Er ist nur ein Teil des geplanten Freihandelsabkommens TTIP, das die EU und die USA derzeit miteinander aushandeln, doch er sorgt für mächtig Stimmung: der Investorenschutz. Die EU-Kommission hat das Thema wegen der zahlreichen Proteste in den laufenden TTIP-Verhandlungen zwischenzeitlich sogar ausgeklammert und allen EU-Bürgern die Möglichkeit eingeräumt, sich bis zum 13. Juli online dazu zu äußern (http://trade.ec.europa.eu/consultations).

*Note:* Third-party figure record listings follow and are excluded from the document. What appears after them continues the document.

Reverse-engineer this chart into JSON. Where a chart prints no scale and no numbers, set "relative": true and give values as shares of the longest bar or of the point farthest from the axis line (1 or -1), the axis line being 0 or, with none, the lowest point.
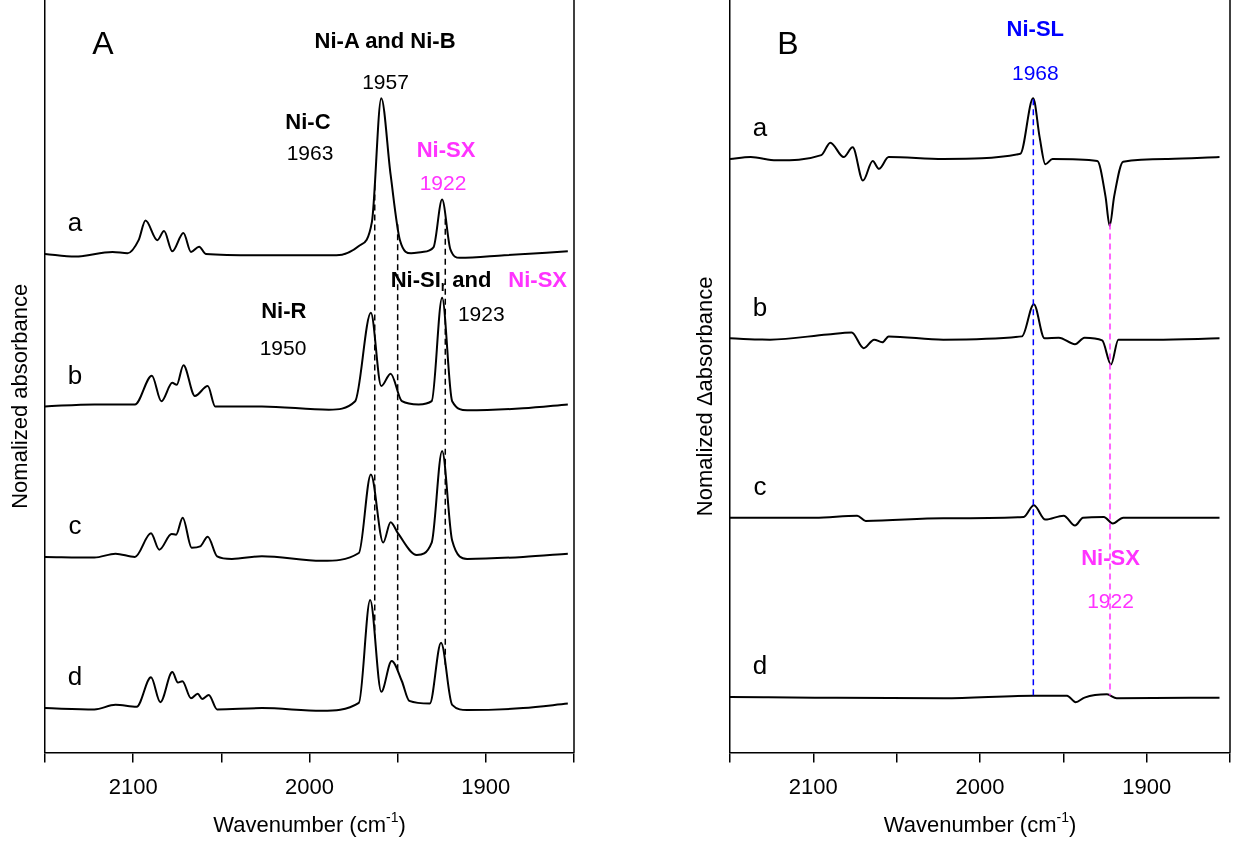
{
  "chart_data": [
    {
      "type": "line",
      "title": "A",
      "xlabel": "Wavenumber (cm$^{-1}$)",
      "ylabel": "Nomalized absorbance",
      "relative": true,
      "xlim": [
        2150,
        1850
      ],
      "xticks": [
        {
          "value": 2150,
          "label": null
        },
        2100,
        {
          "value": 2050,
          "label": null
        },
        2000,
        {
          "value": 1950,
          "label": null
        },
        1900,
        {
          "value": 1850,
          "label": null
        }
      ],
      "legend": false,
      "grid": false,
      "marker": "none",
      "line_style": "solid",
      "tick_labels": "x",
      "series": [
        {
          "name": "a",
          "color": "#000000",
          "x": [
            2150,
            2132.8,
            2111.7,
            2103.2,
            2096.9,
            2093,
            2086.3,
            2082.5,
            2077.8,
            2071.5,
            2067.2,
            2062.6,
            2058.8,
            2027,
            1984.7,
            1972,
            1964.6,
            1959.3,
            1954,
            1948.7,
            1942.4,
            1936,
            1929.7,
            1924.8,
            1920.1,
            1914.8,
            1889.5,
            1853.5
          ],
          "values": [
            0.762,
            0.758,
            0.765,
            0.763,
            0.783,
            0.813,
            0.783,
            0.797,
            0.766,
            0.794,
            0.765,
            0.773,
            0.762,
            0.76,
            0.76,
            0.774,
            0.811,
            1,
            0.883,
            0.783,
            0.763,
            0.765,
            0.772,
            0.845,
            0.769,
            0.756,
            0.76,
            0.766
          ]
        },
        {
          "name": "b",
          "color": "#000000",
          "x": [
            2150,
            2122,
            2099,
            2089.4,
            2084,
            2077.8,
            2075.3,
            2071.5,
            2065,
            2057.7,
            2053.5,
            2027,
            1989,
            1974.1,
            1965.2,
            1959.3,
            1954,
            1947.6,
            1938.1,
            1930.7,
            1924.8,
            1919.1,
            1910.6,
            1878.9,
            1853.5
          ],
          "values": [
            0.529,
            0.532,
            0.532,
            0.576,
            0.537,
            0.565,
            0.562,
            0.592,
            0.545,
            0.56,
            0.529,
            0.529,
            0.524,
            0.537,
            0.672,
            0.56,
            0.579,
            0.537,
            0.532,
            0.537,
            0.695,
            0.537,
            0.523,
            0.526,
            0.532
          ]
        },
        {
          "name": "c",
          "color": "#000000",
          "x": [
            2150,
            2122,
            2110,
            2099,
            2089.9,
            2085.2,
            2078.2,
            2075.7,
            2071.9,
            2066.8,
            2062,
            2057.7,
            2052.4,
            2044,
            2027,
            1993.2,
            1972,
            1965.2,
            1958.2,
            1954,
            1949.8,
            1939.2,
            1930.7,
            1924.8,
            1919.1,
            1910.6,
            1878.9,
            1853.5
          ],
          "values": [
            0.299,
            0.298,
            0.304,
            0.299,
            0.335,
            0.31,
            0.334,
            0.333,
            0.359,
            0.313,
            0.315,
            0.33,
            0.3,
            0.296,
            0.3,
            0.293,
            0.305,
            0.425,
            0.321,
            0.352,
            0.335,
            0.302,
            0.321,
            0.461,
            0.324,
            0.296,
            0.299,
            0.304
          ]
        },
        {
          "name": "d",
          "color": "#000000",
          "x": [
            2150,
            2122,
            2110,
            2098,
            2089.9,
            2084.6,
            2077.8,
            2074.6,
            2072.1,
            2067.2,
            2063.4,
            2060.9,
            2057.1,
            2052.4,
            2027,
            1993.2,
            1972,
            1965.6,
            1959.3,
            1953.4,
            1947.6,
            1943.4,
            1931.8,
            1925.4,
            1919.1,
            1910.6,
            1878.9,
            1853.5
          ],
          "values": [
            0.068,
            0.066,
            0.073,
            0.07,
            0.115,
            0.077,
            0.123,
            0.107,
            0.109,
            0.083,
            0.09,
            0.082,
            0.088,
            0.066,
            0.068,
            0.064,
            0.076,
            0.233,
            0.093,
            0.14,
            0.109,
            0.079,
            0.075,
            0.168,
            0.073,
            0.065,
            0.068,
            0.075
          ]
        }
      ],
      "ref_lines": [
        {
          "axis": "x",
          "value": 1963,
          "color": "#000000",
          "line_style": "dashed"
        },
        {
          "axis": "x",
          "value": 1950,
          "color": "#000000",
          "line_style": "dashed"
        },
        {
          "axis": "x",
          "value": 1923,
          "color": "#000000",
          "line_style": "dashed"
        }
      ],
      "annotations": [
        "Ni-A and Ni-B",
        "1957",
        "Ni-C",
        "1963",
        "Ni-SX",
        "1922",
        "Ni-SI$_{r}$ and",
        "Ni-SX",
        "1923",
        "Ni-R",
        "1950"
      ]
    },
    {
      "type": "line",
      "title": "B",
      "xlabel": "Wavenumber (cm$^{-1}$)",
      "ylabel": "Nomalized Δabsorbance",
      "relative": true,
      "xlim": [
        2150,
        1850
      ],
      "xticks": [
        {
          "value": 2150,
          "label": null
        },
        2100,
        {
          "value": 2050,
          "label": null
        },
        2000,
        {
          "value": 1950,
          "label": null
        },
        1900,
        {
          "value": 1850,
          "label": null
        }
      ],
      "legend": false,
      "grid": false,
      "marker": "none",
      "line_style": "solid",
      "tick_labels": "x",
      "series": [
        {
          "name": "a",
          "color": "#000000",
          "x": [
            2150,
            2137.6,
            2122.2,
            2095.2,
            2089.8,
            2081.8,
            2076.4,
            2070.2,
            2064.4,
            2060.6,
            2054.8,
            2022,
            1975.8,
            1968.1,
            1964.2,
            1960.8,
            1956.5,
            1929.6,
            1924.7,
            1922.2,
            1919.5,
            1914.1,
            1887.2,
            1856.3
          ],
          "values": [
            0.907,
            0.91,
            0.905,
            0.913,
            0.932,
            0.91,
            0.925,
            0.874,
            0.904,
            0.892,
            0.91,
            0.907,
            0.915,
            1,
            0.94,
            0.899,
            0.907,
            0.904,
            0.85,
            0.805,
            0.85,
            0.903,
            0.907,
            0.91
          ]
        },
        {
          "name": "b",
          "color": "#000000",
          "x": [
            2150,
            2126,
            2091.4,
            2077,
            2069.8,
            2063.5,
            2058.6,
            2054.8,
            2022,
            1974.8,
            1967.7,
            1961.3,
            1952.7,
            1943,
            1937.3,
            1926.7,
            1921.4,
            1917,
            1894.9,
            1856.3
          ],
          "values": [
            0.633,
            0.631,
            0.639,
            0.642,
            0.618,
            0.631,
            0.627,
            0.636,
            0.631,
            0.636,
            0.685,
            0.633,
            0.634,
            0.624,
            0.634,
            0.63,
            0.593,
            0.631,
            0.631,
            0.633
          ]
        },
        {
          "name": "c",
          "color": "#000000",
          "x": [
            2150,
            2099,
            2073.7,
            2068.6,
            2022,
            1973.8,
            1967.7,
            1960.8,
            1949.8,
            1943,
            1938.2,
            1925.7,
            1920.3,
            1914.1,
            1856.3
          ],
          "values": [
            0.359,
            0.359,
            0.362,
            0.354,
            0.358,
            0.36,
            0.378,
            0.356,
            0.362,
            0.347,
            0.359,
            0.36,
            0.35,
            0.359,
            0.359
          ]
        },
        {
          "name": "d",
          "color": "#000000",
          "x": [
            2150,
            2099,
            2022,
            1968.1,
            1947.8,
            1942.6,
            1937.3,
            1923.8,
            1918,
            1856.3
          ],
          "values": [
            0.085,
            0.084,
            0.083,
            0.087,
            0.087,
            0.077,
            0.084,
            0.089,
            0.083,
            0.084
          ]
        }
      ],
      "ref_lines": [
        {
          "axis": "x",
          "value": 1968,
          "color": "#0000ff",
          "line_style": "dashed"
        },
        {
          "axis": "x",
          "value": 1922,
          "color": "#ff33ff",
          "line_style": "dashed"
        }
      ],
      "annotations": [
        "Ni-SL",
        "1968",
        "Ni-SX",
        "1922"
      ]
    }
  ]
}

Investitionsschutzklauseln sollen dafür sorgen, dass Firmen im Ausland nicht diskriminiert oder kompensationslos enteignet werden. Geschieht das doch, können sie gerichtlich gegen den entsprechenden Staat vorgehen. Dafür braucht das Unternehmen nicht die gerichtlichen Instanzen des Ziellands einzuschalten, es kann direkt vor einem internationalen Schiedsgericht klagen. In den vergangenen 35 Jahren ist die Zahl der Investitionsschutzabkommen stark gestiegen (Grafik):
1980 gab es erst 18 Abkommen, heute sind es mehr als 3.300, oft handelt es sich dabei um bilaterale Verträge zwischen zwei Staaten.
Deutschland war übrigens das erste Land, das ein solches Abkommen schloss: Das war 1959, Vertragspartner war Pakistan. Damals sicherten sich deutsche Investoren gegen die Willkür der pakistanischen Politik und Rechtsprechung ab.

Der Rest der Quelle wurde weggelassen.